In Nasrallah v. Barr, the court ruled 7-2 that courts can review an immigrant’s factual challenge to a denial of an application to stay deportation under the Convention Against Torture. Jennifer Chacon has this blog’s argument analysis. In Banister v. Davis, another 7-2 decision, the court held that a prisoner’s motion under Federal Rule of Civil Procedure 59(e), which sets out the procedures for a motion to alter or amend a judgment, should not be treated as a second or successive petition for habeas corpus. At Crime & Consequences, Kent Scheidegger laments that in Banister the court “took a small step further down a road it has already traveled too far–bogging down federal habeas corpus cases by making them more like regular civil litigation in federal courts.”
In GE Energy Power Conversion v. Outokumpu Stainless, the court held 9-0 that, under an international convention governing the enforcement of foreign arbitral awards, a business that did not sign an arbitration agreement can still compel arbitration based on equitable estoppel. At the CPR Institute blog, Russ Bleemer writes that the court saw “no conflict between key international arbitration enforcement law implemented by the Federal Arbitration Act and state laws.” And in Thole v. U.S. Bank, the court held 5-4 that a participant in a defined-benefit pension fund that meets minimum-funding criteria cannot sue the fund managers when he has not actually suffered any financial injury. Dana Muir analyzes the opinion for this blog. For The Wall Street Journal (subscription required), Brent Kendall and Jess Bravin report that “the court ruled … along ideological lines that participants in U.S. Bancorp’s retirement plan couldn’t proceed with a putative class-action lawsuit alleging the bank’s pension managers violated their legal duties by making poor investment decisions.”
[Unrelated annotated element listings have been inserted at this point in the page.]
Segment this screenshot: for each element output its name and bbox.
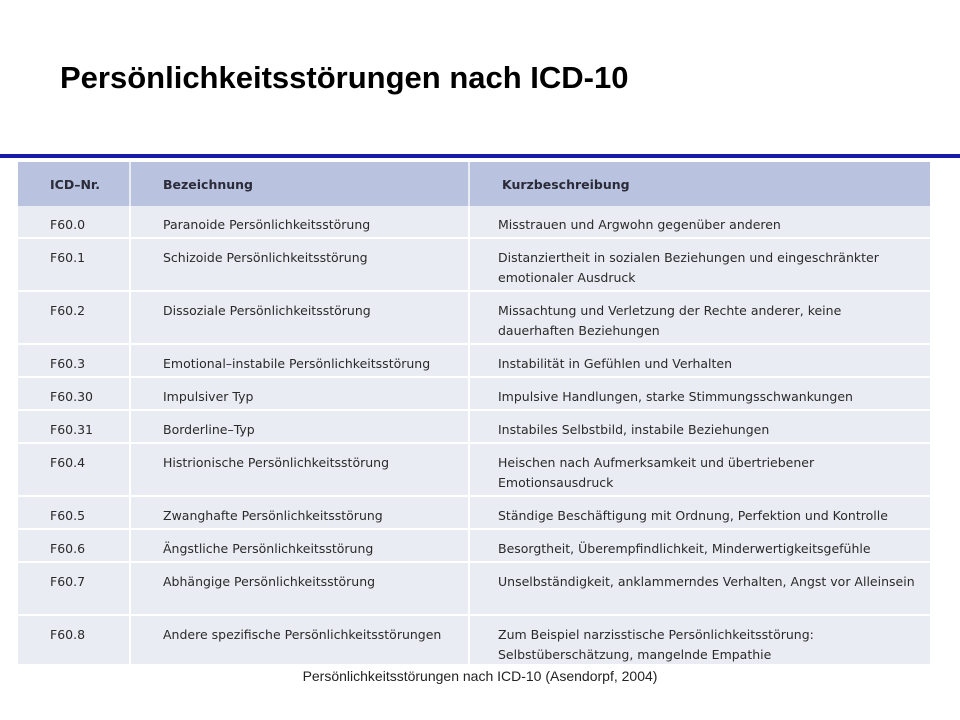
table-row	[18, 377, 930, 410]
table-row	[18, 238, 930, 291]
cell-code: F60.2	[18, 291, 130, 344]
cell-desc: Heischen nach Aufmerksamkeit und übertriebener Emotionsausdruck	[469, 443, 930, 496]
cell-desc: Missachtung und Verletzung der Rechte anderer, keine dauerhaften Beziehungen	[469, 291, 930, 344]
cell-desc: Besorgtheit, Überempfindlichkeit, Minderwertigkeitsgefühle	[469, 529, 930, 562]
cell-code: F60.3	[18, 344, 130, 377]
table-row	[18, 443, 930, 496]
table-row	[18, 291, 930, 344]
table-image	[18, 162, 930, 664]
cell-code: F60.31	[18, 410, 130, 443]
cell-desc: Instabiles Selbstbild, instabile Beziehungen	[469, 410, 930, 443]
cell-desc: Instabilität in Gefühlen und Verhalten	[469, 344, 930, 377]
table-row	[18, 410, 930, 443]
cell-name: Emotional–instabile Persönlichkeitsstörung	[130, 344, 469, 377]
title-rule	[0, 154, 960, 158]
cell-code: F60.1	[18, 238, 130, 291]
slide-title: Persönlichkeitsstörungen nach ICD-10	[60, 60, 629, 95]
cell-name: Ängstliche Persönlichkeitsstörung	[130, 529, 469, 562]
cell-code: F60.0	[18, 206, 130, 238]
cell-desc: Distanziertheit in sozialen Beziehungen und eingeschränkter emotionaler Ausdruck	[469, 238, 930, 291]
cell-desc: Unselbständigkeit, anklammerndes Verhalten, Angst vor Alleinsein	[469, 562, 930, 615]
table-header-row	[18, 162, 930, 206]
table-row	[18, 562, 930, 615]
cell-code: F60.4	[18, 443, 130, 496]
table-row	[18, 529, 930, 562]
header-bezeichnung: Bezeichnung	[130, 162, 469, 206]
cell-desc: Impulsive Handlungen, starke Stimmungsschwankungen	[469, 377, 930, 410]
cell-name: Impulsiver Typ	[130, 377, 469, 410]
table-row	[18, 615, 930, 668]
cell-code: F60.5	[18, 496, 130, 529]
cell-name: Borderline–Typ	[130, 410, 469, 443]
cell-name: Paranoide Persönlichkeitsstörung	[130, 206, 469, 238]
cell-code: F60.7	[18, 562, 130, 615]
icd-table	[18, 162, 930, 669]
table-row	[18, 496, 930, 529]
cell-desc: Zum Beispiel narzisstische Persönlichkeitsstörung: Selbstüberschätzung, mangelnde Empathie	[469, 615, 930, 668]
cell-code: F60.8	[18, 615, 130, 668]
cell-name: Andere spezifische Persönlichkeitsstörungen	[130, 615, 469, 668]
cell-name: Zwanghafte Persönlichkeitsstörung	[130, 496, 469, 529]
cell-desc: Misstrauen und Argwohn gegenüber anderen	[469, 206, 930, 238]
cell-code: F60.30	[18, 377, 130, 410]
table-row	[18, 206, 930, 238]
cell-name: Abhängige Persönlichkeitsstörung	[130, 562, 469, 615]
cell-desc: Ständige Beschäftigung mit Ordnung, Perfektion und Kontrolle	[469, 496, 930, 529]
cell-name: Histrionische Persönlichkeitsstörung	[130, 443, 469, 496]
cell-name: Dissoziale Persönlichkeitsstörung	[130, 291, 469, 344]
header-icd-nr: ICD–Nr.	[18, 162, 130, 206]
cell-code: F60.6	[18, 529, 130, 562]
table-row	[18, 344, 930, 377]
figure-caption: Persönlichkeitsstörungen nach ICD-10 (Asendorpf, 2004)	[302, 668, 658, 684]
header-kurzbeschreibung: Kurzbeschreibung	[469, 162, 930, 206]
cell-name: Schizoide Persönlichkeitsstörung	[130, 238, 469, 291]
The justices also released orders yesterday from last week’s conference. They did not add any new cases to their merits docket, and they declined to review Jarchow v. State Bar of Wisconsin, a First Amendment challenge to Wisconsin’s mandatory bar membership and dues system. This blog’s coverage comes from Amy Howe, in a post that first appeared at Howe on the Court. At The Washington Free Beacon, Kevin Daley reports that Jarchow was “one of several petitions pending before the justices that follow the 2018 decision that struck down mandatory government union dues on First Amendment grounds.” At the Cato Institute’s Unlawful Shield blog, Jay Schweikert writes that several pending cert petitions involving qualified immunity, which shields police officers from liability for official actions that do not violate clearly established law, offer the justices “a critical opportunity now to take the first steps toward correcting the legal and moral perversities” of the doctrine.
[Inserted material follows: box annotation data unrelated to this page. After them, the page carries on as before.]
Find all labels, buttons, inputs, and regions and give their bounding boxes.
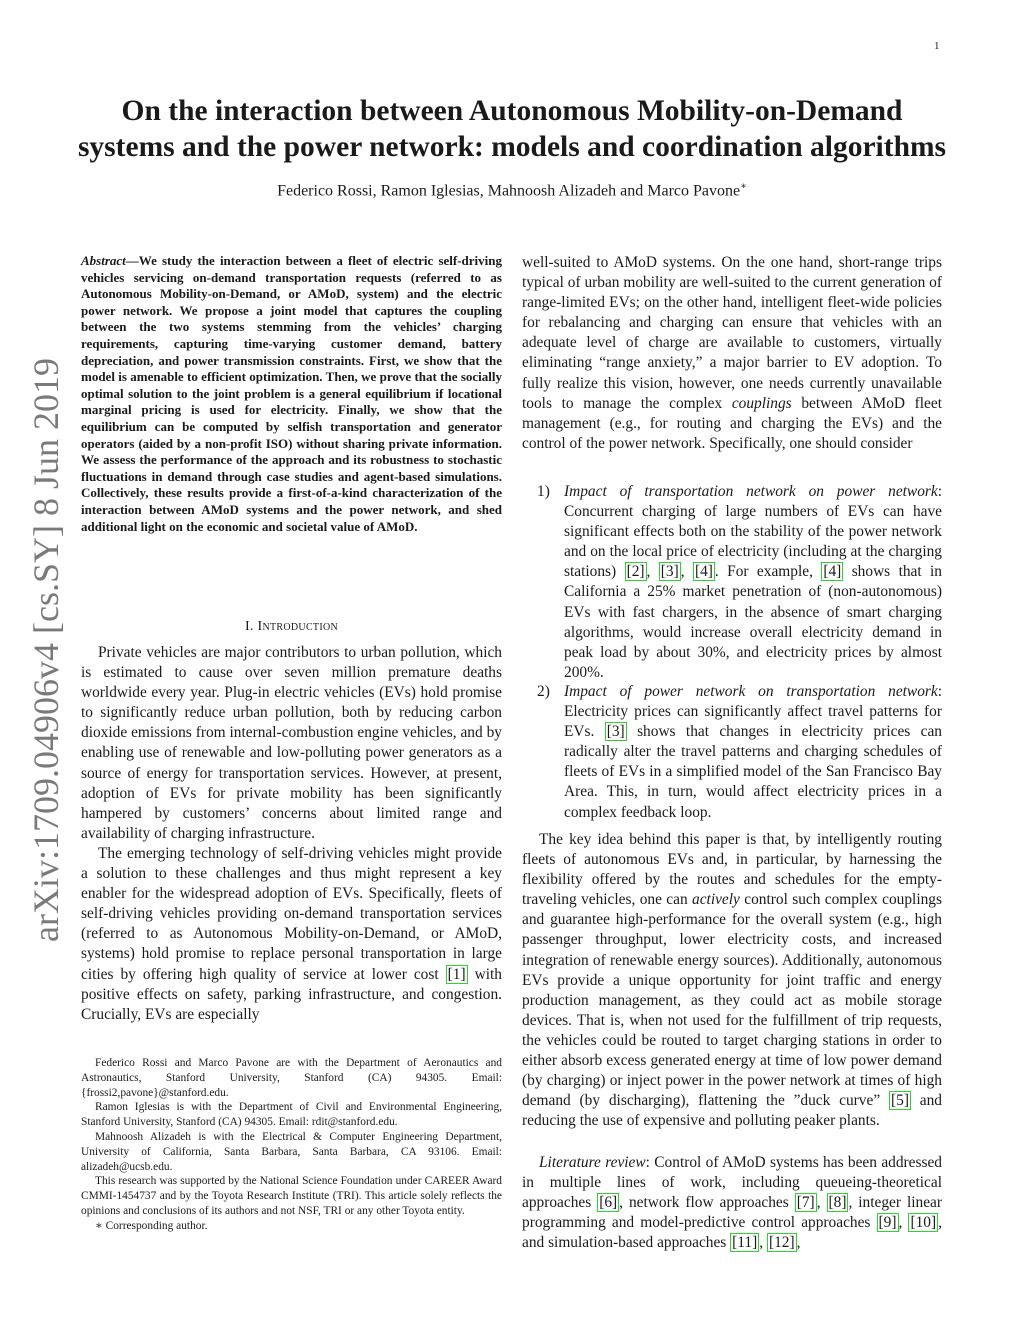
abstract-label: Abstract — [81, 253, 126, 268]
arxiv-stamp: arXiv:1709.04906v4 [cs.SY] 8 Jun 2019 — [26, 358, 66, 942]
footnote-4: This research was supported by the National Science Foundation under CAREER Award CMMI-1454737 and by the Toyota Research Institute (TRI). This article solely reflects the opinions and conclusions of its authors and not NSF, TRI or any other Toyota entity. — [81, 1175, 502, 1217]
list-item-1-text: Impact of transportation network on power network: Concurrent charging of large numbers of EVs can have significant effects both on the stability of the power network and on the local price of electricity (including at the charging stations) [2] , [3] , [4] . For example, [4] shows that in California a 25% market penetration of (non-autonomous) EVs with fast chargers, in the absence of smart charging algorithms, would increase overall electricity demand in peak load by about 30%, and electricity prices by almost 200%. — [564, 483, 943, 681]
list-item-2-part-b: shows that changes in electricity prices can radically alter the travel patterns and charging schedules of fleets of EVs in a simplified model of the San Francisco Bay Area. This, in turn, would affect electricity prices in a complex feedback loop. — [564, 723, 942, 821]
citation-link[interactable]: [4] — [694, 563, 713, 581]
list-item-2-part-a: : Electricity prices can significantly affect travel patterns for EVs. — [564, 683, 942, 741]
abstract — [81, 253, 502, 535]
title-line-1: On the interaction between Autonomous Mobility-on-Demand — [121, 95, 903, 127]
list-item-1-part-b: . For example, — [714, 563, 813, 581]
citation-link[interactable]: [3] — [606, 723, 625, 741]
abstract-dash: — — [125, 253, 139, 268]
footnote-corresponding — [81, 1219, 502, 1234]
intro-paragraph-1: Private vehicles are major contributors to urban pollution, which is estimated to cause over seven million premature deaths worldwide every year. Plug-in electric vehicles (EVs) hold promise to significantly reduce urban pollution, both by reducing carbon dioxide emissions from internal-combustion engine vehicles, and by enabling use of renewable and low-polluting power generators as a source of energy for transportation services. However, at present, adoption of EVs for private mobility has been significantly hampered by customers’ concerns about limited range and availability of charging infrastructure. — [81, 644, 502, 842]
right-p1-part-a: well-suited to AMoD systems. On the one hand, short-range trips typical of urban mobility are well-suited to the current generation of range-limited EVs; on the other hand, intelligent fleet-wide policies for rebalancing and charging can ensure that vehicles with an adequate level of charge are available to customers, virtually eliminating “range anxiety,” a major barrier to EV adoption. To fully realize this vision, however, one needs currently unavailable tools to manage the complex — [522, 254, 942, 412]
right-p2 — [522, 830, 942, 1131]
author-names: Federico Rossi, Ramon Iglesias, Mahnoosh Alizadeh and Marco Pavone — [277, 182, 741, 200]
list-item-1-part-a: : Concurrent charging of large numbers of EVs can have significant effects both on the stability of the power network and on the local price of electricity (including at the charging stations) — [564, 483, 942, 581]
footnote-mark: ∗ — [95, 1219, 103, 1232]
list-item-2-text — [564, 682, 942, 823]
footnote-corresponding-text: Corresponding author. — [105, 1219, 208, 1232]
lit-part-b: , network flow approaches — [619, 1194, 789, 1212]
citation-link[interactable]: [1] — [447, 965, 466, 983]
title-line-2: systems and the power network: models and coordination algorithms — [77, 131, 947, 163]
right-p2-part-c: and reducing the use of expensive and polluting peaker plants. — [522, 1092, 943, 1130]
right-p1 — [522, 253, 942, 454]
list-item-1-part-c: shows that in California a 25% market penetration of (non-autonomous) EVs with fast chargers, in the absence of smart charging algorithms, would increase overall electricity demand in peak load by about 30%, and electricity prices by almost 200%. — [564, 563, 943, 681]
literature-review-label: Literature review — [539, 1154, 646, 1171]
right-paragraph-2 — [522, 830, 942, 1131]
list-item-number: 1) — [537, 483, 550, 500]
section-heading-introduction: I. Introduction — [244, 619, 339, 634]
intro-p2-part-a: The emerging technology of self-driving vehicles might provide a solution to these challenges and thus might represent a key enabler for the widespread adoption of EVs. Specifically, fleets of self-driving vehicles providing on-demand transportation services (referred to as Autonomous Mobility-on-Demand, or AMoD, systems) hold promise to replace personal transportation in large cities by offering high quality of service at lower cost — [81, 844, 502, 983]
citation-link[interactable]: [12] — [768, 1234, 795, 1252]
citation-link[interactable]: [2] — [626, 563, 645, 581]
intro-p2-part-b: with positive effects on safety, parking infrastructure, and congestion. Crucially, EVs are especially — [81, 965, 502, 1023]
introduction-text — [81, 643, 502, 1025]
lit-part-d: , and simulation-based approaches — [522, 1214, 942, 1252]
citation-link[interactable]: [8] — [828, 1194, 847, 1212]
right-p2-part-b: control such complex couplings and guarantee high-performance for the overall system (e.g., high passenger throughput, lower electricity costs, and increased integration of renewable energy sources). Additionally, autonomous EVs provide a unique opportunity for joint traffic and energy production management, as they could act as mobile storage devices. That is, when not used for the fulfillment of trip requests, the vehicles could be routed to target charging stations in order to either absorb excess generated energy at time of low power demand (by charging) or inject power in the power network at times of high demand (by discharging), flattening the ”duck curve” — [522, 891, 942, 1110]
citation-link[interactable]: [6] — [599, 1194, 618, 1212]
footnote-1: Federico Rossi and Marco Pavone are with the Department of Aeronautics and Astronautics, Stanford University, Stanford (CA) 94305. Email: {frossi2,pavone}@stanford.edu. — [81, 1057, 502, 1099]
literature-review-paragraph — [522, 1153, 942, 1253]
right-p2-part-a: The key idea behind this paper is that, by intelligently routing fleets of autonomous EVs and, in particular, by harnessing the flexibility offered by the routes and schedules for the empty-traveling vehicles, one can — [522, 831, 942, 909]
literature-review: Literature review: Control of AMoD systems has been addressed in multiple lines of work, including queueing-theoretical approaches [6] , network flow approaches [7] , [8] , integer linear programming and model-predictive control approaches [9] , [10] , and simulation-based approaches [11] , [12] , — [522, 1154, 942, 1252]
citation-link[interactable]: [10] — [910, 1214, 937, 1232]
page-number: 1 — [934, 40, 940, 52]
lit-part-a: : Control of AMoD systems has been addressed in multiple lines of work, including queueing-theoretical approaches — [522, 1154, 942, 1212]
right-p1-emphasis: couplings — [731, 394, 792, 412]
corresponding-mark: ∗ — [740, 181, 747, 192]
footnotes — [81, 1056, 502, 1234]
citation-link[interactable]: [5] — [891, 1092, 909, 1110]
citation-link[interactable]: [3] — [660, 563, 679, 581]
right-p1-part-b: between AMoD fleet management (e.g., for routing and charging the EVs) and the control of the power network. Specifically, one should consider — [522, 394, 942, 452]
footnote-2: Ramon Iglesias is with the Department of Civil and Environmental Engineering, Stanford University, Stanford (CA) 94305. Email: rdit@stanford.edu. — [81, 1101, 502, 1129]
author-list — [60, 177, 964, 201]
right-p2-emphasis: actively — [692, 891, 740, 909]
citation-link[interactable]: [4] — [823, 563, 842, 581]
lit-part-c: , integer linear programming and model-predictive control approaches — [522, 1194, 942, 1232]
list-item-2-title: Impact of power network on transportation network — [564, 683, 938, 700]
list-item-number: 2) — [537, 683, 550, 700]
citation-link[interactable]: [11] — [732, 1234, 758, 1252]
abstract-text: We study the interaction between a fleet of electric self-driving vehicles servicing on-demand transportation requests (referred to as Autonomous Mobility-on-Demand, or AMoD, system) and the electric power network. We propose a joint model that captures the coupling between the two systems stemming from the vehicles’ charging requirements, capturing time-varying customer demand, battery depreciation, and power transmission constraints. First, we show that the model is amenable to efficient optimization. Then, we prove that the socially optimal solution to the joint problem is a general equilibrium if locational marginal pricing is used for electricity. Finally, we show that the equilibrium can be computed by selfish transportation and generator operators (aided by a non-profit ISO) without sharing private information. We assess the performance of the approach and its robustness to stochastic fluctuations in demand through case studies and agent-based simulations. Collectively, these results provide a first-of-a-kind characterization of the interaction between AMoD systems and the power network, and shed additional light on the economic and societal value of AMoD. — [81, 253, 502, 534]
right-paragraph-1 — [522, 253, 942, 454]
citation-link[interactable]: [9] — [878, 1214, 897, 1232]
list-item-1-title: Impact of transportation network on power network — [564, 483, 938, 500]
citation-link[interactable]: [7] — [796, 1194, 815, 1212]
paper-title — [60, 93, 964, 165]
intro-paragraph-2 — [81, 844, 502, 1025]
footnote-3: Mahnoosh Alizadeh is with the Electrical & Computer Engineering Department, University of California, Santa Barbara, Santa Barbara, CA 93106. Email: alizadeh@ucsb.edu. — [81, 1130, 502, 1173]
At The National Law Review, Evan Seeman looks at the court’s order late last week in South Bay United Pentecostal Church v. Newsom, denying a California church’s request that the court block enforcement of the governor’s restrictions on attendance at religious services. At Fox News (via How Appealing), Ronn Blitzer writes that the 5-4 order, in which Chief Justice John Roberts wrote an opinion explaining his decision to deny relief, shows that “Roberts continues to position himself as the high court’s swing vote — siding with both his conservative and liberal colleagues in close decisions.” At National Review (via How Appealing), Carrie Severino argues that “Roberts blatantly mischaracterizes the issue[:] The test of discrimination isn’t whether any comparable secular activity is treated as badly as religious activity, it is whether any comparable secular activity is treated better than religious activity.”
- In an op-ed at the Chicago Daily Law Bulletin, Daniel Cotter predicts a busy June for the Supreme Court.
- At The World and Everything in It (podcast), Mary Reichard discusses two oral arguments in cases involving President Donald Trump’s efforts to shield his financial records, including his tax returns, from subpoenas issued to his accountant and lenders by a New York grand jury and three congressional committees.